Tea Name Translated Name Type of Tea Cultivar(s) Region (Province)
1 Longjing Dragon Well Green Longjing #43;
Longjing Jiu Keng
Zhejiang
2 Pi Lo Chun/ Bi Luo (or Lu) Chun Spring Green Snail Green - Jiangsu
3 Lu Shan Yun Wu - Green Longjing #43 Jiangxi, Anhui and Zhejiang
4 Huang Shan Mao Feng - Green Mao Feng Anhui
5 Bai Hao Yin Zhen Silver Needle White Da Bai (Fuding; Zhen He) Fujian
6 Bai Mu Dan White Peony White Fuding Da Bai Fujian
7 Tie Guan Yin Iron Goddess of Mercy Oolong Tieguanyin Fujian
8 Da Hong Pao Big Red Robe Oolong Beidou No. 1 (is it a cultivar, or a sub-varietal of Shui Xian/ Shui Hsien?) Fujian (Wuyi Mountains)
9 Jin Jun Mei Golden Eyebrow Black (Lapsang Souchong) Jin Jun Mei (buds only); Fu Yun Liu Hao Fujian (Wuyi Mountains)
10 Keemun - Black Keemun Mao Feng (fine pluck); Keemun Hao Ya (A, B) Anhui
11 Bai Lin Congfu - Black Fuding Da Bai; Da Hao Fujian
12 - Golden Monkey Black Fuding (imperial pluck) Fujian; Yunnan

Image: Golden Monkey

One of the things that struck me on reviewing the chart was that although the birthplace of tea is Yunnan Province, many of the teas I list here are from Fujian Province.
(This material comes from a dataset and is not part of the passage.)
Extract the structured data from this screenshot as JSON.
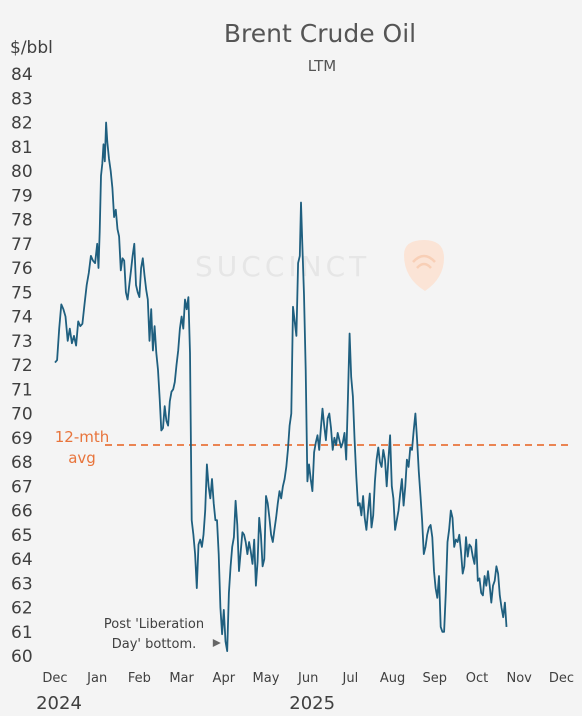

This was accidental; I did not purposefully select teas from Fujian. The authors of Tea: History, Terroirs, Varieties point out that Fujian "is renowned for the variety of teas it produces." Another curious feature is the lack of translated names for all the teas. I did not find a central source for tea cultivar information. Not all tea vendors list cultivar names. Luckily, of the teas presented in the chart, only one is missing a cultivar name, the Bi Luo Chun. It's possible that this tea does not have a cultivar, or that the cultivar used is not officially recorded, or that there is some disagreement about whether the tea is produced from a sub-varietal or a cultivar as in the case of Da Hong Pao. In some cases, such as Longing and Tieguanyin, the tea name and cultivar name are the same.

Image: Huang Shan Mao Feng

Please review the chart. Let me about errors. Help me to fill in the missing information. Thank you!